Wednesday, December 7, 2022

Restore NiMH rechargeable batteries

 This is becoming a new thing for me.  Everything has so many safety features in them, that it is interfering with actually working.  The new class of rechargeable batteries may have a safety lock, who knows?  All I know that if I put them into an led candle and let them run out, then some may not come back to life.

These were brand-new ammie batteries.  I put them in my fancy charger, and it just blinks, saying 'Yo, man, I'm not charging these!'.  Time to reset them!

The secret is to zap a one second blast at 12V, high amp.  That's more difficult than it seems since, every 12V charger has a million safety things in it.  Thank goodness, we have a design that goes back to the 30's, before all this safety crap -- that's a car battery.

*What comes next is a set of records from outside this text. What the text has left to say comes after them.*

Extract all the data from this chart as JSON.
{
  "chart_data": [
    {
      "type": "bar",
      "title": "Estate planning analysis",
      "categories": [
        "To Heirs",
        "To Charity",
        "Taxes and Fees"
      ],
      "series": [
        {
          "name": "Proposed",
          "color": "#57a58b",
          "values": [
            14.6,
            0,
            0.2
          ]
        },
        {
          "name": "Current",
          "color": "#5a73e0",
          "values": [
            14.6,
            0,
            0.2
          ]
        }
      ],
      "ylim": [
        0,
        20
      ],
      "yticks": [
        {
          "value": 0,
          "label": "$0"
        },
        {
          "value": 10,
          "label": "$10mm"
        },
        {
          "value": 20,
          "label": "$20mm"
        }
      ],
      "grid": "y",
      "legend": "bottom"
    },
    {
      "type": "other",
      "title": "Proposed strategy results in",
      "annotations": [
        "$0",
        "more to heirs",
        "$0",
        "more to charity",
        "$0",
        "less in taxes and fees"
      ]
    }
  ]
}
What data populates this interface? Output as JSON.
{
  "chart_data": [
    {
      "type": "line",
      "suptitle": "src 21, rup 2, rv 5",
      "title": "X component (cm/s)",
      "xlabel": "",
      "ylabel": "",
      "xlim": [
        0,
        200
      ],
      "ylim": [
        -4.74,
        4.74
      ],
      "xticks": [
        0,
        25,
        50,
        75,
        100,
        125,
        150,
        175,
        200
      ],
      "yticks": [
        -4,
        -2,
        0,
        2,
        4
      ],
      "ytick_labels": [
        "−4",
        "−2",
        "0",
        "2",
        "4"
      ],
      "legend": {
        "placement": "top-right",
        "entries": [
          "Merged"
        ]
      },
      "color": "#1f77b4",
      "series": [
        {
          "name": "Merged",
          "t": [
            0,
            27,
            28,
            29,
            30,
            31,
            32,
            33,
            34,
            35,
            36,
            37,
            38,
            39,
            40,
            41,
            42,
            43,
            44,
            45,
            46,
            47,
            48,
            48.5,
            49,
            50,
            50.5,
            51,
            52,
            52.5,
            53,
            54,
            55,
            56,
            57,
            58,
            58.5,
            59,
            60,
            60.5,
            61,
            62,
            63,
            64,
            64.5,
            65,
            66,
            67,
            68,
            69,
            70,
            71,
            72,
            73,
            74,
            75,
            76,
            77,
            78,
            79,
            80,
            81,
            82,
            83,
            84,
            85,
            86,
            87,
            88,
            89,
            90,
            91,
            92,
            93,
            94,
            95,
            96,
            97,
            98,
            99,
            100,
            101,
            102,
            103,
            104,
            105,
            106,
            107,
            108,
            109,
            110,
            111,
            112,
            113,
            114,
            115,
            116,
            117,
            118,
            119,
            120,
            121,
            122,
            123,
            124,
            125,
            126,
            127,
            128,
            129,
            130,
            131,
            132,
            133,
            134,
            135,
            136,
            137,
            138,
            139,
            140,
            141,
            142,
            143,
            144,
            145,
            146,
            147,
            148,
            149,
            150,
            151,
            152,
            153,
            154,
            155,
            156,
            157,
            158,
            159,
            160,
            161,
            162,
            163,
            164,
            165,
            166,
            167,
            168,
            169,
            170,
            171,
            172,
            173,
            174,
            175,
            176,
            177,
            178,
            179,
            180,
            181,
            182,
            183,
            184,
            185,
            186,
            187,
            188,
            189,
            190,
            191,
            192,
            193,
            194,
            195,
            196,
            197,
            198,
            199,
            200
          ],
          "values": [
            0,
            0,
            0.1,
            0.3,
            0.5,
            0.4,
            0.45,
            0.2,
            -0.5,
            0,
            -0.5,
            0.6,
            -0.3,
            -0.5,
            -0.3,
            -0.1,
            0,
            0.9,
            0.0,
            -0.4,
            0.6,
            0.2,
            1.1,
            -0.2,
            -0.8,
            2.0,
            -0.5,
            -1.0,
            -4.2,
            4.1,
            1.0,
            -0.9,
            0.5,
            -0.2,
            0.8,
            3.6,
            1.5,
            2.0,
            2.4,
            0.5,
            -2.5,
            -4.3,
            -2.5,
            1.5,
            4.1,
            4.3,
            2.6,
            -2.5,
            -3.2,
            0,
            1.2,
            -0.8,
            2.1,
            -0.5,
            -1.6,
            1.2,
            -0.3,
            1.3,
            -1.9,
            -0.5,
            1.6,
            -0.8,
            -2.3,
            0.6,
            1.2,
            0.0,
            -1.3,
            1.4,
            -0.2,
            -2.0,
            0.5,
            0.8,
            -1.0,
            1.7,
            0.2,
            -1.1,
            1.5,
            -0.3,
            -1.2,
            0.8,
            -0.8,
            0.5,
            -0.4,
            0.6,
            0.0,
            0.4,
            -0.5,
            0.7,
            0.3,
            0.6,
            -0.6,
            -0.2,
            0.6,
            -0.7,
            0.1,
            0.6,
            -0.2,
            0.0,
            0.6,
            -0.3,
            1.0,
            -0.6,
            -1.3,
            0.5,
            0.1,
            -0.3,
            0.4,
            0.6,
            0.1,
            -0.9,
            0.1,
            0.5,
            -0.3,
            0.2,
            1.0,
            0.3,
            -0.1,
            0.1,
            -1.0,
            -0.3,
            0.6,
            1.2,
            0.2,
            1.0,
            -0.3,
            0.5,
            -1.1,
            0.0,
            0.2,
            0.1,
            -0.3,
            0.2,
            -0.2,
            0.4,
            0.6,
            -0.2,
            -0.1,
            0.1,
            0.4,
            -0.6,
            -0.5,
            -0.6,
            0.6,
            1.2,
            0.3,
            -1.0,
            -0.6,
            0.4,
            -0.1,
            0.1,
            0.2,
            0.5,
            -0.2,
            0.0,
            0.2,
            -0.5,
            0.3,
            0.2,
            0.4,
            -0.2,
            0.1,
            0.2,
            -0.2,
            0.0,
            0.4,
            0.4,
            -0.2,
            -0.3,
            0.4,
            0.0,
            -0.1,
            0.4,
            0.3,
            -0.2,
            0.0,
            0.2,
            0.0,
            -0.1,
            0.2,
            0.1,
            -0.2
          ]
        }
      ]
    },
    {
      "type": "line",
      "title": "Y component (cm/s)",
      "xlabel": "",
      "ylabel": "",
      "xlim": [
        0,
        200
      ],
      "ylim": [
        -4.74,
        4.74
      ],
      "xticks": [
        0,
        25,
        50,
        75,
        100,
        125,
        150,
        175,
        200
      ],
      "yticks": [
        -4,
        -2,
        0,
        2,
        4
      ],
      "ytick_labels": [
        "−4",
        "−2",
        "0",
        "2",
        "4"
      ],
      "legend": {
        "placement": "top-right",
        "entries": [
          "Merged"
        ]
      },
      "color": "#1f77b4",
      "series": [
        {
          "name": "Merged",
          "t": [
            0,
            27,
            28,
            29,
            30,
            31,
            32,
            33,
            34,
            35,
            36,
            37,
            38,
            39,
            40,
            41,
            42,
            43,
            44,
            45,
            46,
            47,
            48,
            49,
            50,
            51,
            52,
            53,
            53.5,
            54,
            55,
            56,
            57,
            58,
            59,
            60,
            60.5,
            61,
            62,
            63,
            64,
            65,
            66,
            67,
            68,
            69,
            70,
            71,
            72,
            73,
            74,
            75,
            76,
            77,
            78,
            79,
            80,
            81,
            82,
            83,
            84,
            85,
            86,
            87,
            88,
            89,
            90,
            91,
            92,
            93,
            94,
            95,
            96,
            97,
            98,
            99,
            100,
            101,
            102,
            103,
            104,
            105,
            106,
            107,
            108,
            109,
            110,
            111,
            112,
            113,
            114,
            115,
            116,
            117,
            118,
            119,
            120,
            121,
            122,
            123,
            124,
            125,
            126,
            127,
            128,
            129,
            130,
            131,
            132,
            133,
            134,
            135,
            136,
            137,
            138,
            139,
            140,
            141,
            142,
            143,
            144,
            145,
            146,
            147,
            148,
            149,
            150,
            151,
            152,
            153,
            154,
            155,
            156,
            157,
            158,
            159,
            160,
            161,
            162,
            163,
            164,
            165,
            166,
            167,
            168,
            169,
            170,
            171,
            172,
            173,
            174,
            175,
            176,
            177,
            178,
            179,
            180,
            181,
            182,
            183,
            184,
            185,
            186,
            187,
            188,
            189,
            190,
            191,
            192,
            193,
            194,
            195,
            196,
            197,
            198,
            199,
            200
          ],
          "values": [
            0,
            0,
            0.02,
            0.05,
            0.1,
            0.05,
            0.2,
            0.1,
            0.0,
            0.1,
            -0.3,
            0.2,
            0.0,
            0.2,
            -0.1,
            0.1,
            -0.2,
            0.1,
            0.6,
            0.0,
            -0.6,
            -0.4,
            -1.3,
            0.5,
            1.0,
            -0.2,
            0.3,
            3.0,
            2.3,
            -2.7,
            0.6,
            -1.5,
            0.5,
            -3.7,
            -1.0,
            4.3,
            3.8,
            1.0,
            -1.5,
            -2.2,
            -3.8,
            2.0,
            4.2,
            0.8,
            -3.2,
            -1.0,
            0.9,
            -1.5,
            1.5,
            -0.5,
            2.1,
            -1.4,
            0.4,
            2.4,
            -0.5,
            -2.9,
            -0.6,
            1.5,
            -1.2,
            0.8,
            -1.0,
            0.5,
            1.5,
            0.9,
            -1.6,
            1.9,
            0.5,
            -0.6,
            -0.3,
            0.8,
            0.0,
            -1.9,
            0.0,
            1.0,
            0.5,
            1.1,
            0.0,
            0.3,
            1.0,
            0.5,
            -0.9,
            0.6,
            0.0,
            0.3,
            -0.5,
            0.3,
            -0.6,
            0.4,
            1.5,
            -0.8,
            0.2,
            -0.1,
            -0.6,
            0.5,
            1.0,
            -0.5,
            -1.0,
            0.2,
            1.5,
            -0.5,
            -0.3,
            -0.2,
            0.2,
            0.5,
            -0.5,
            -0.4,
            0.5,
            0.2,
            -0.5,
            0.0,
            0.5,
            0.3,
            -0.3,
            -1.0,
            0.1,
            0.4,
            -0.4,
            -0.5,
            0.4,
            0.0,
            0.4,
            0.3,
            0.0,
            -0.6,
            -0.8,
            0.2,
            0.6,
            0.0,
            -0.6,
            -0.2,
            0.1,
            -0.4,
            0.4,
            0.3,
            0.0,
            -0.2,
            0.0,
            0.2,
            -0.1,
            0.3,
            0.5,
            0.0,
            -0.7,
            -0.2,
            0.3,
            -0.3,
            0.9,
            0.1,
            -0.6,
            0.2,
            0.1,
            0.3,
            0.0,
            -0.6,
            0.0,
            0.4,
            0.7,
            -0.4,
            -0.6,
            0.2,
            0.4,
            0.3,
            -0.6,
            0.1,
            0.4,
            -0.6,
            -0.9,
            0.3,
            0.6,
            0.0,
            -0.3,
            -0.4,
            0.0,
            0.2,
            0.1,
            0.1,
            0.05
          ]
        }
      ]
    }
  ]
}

We did this and melted the gun.  Man, was it worth it!  Do the same thing for the batteries.  I have a small 12 battery for emergencies.  You just touch the contacts for a slow one thousand, then they work.  Pos, neg, all that crap.  Don't cry to me if you put the clips in your mouth for tiktok challenge.

They work at least once, which is better than the garbage.  They may work perfectly for a long time, I'm not selling anything here.  Use at your own risk.

ps. the physics is that the new batteries have a fuse, or that they have no protection from being totally dried out.  If the charger can't detect a speck of voltage, then they are bad, or some such thing.

pps.  this blew out one of my oldest batteries that probably had a short.  It got quite hot, so remember only a short blast.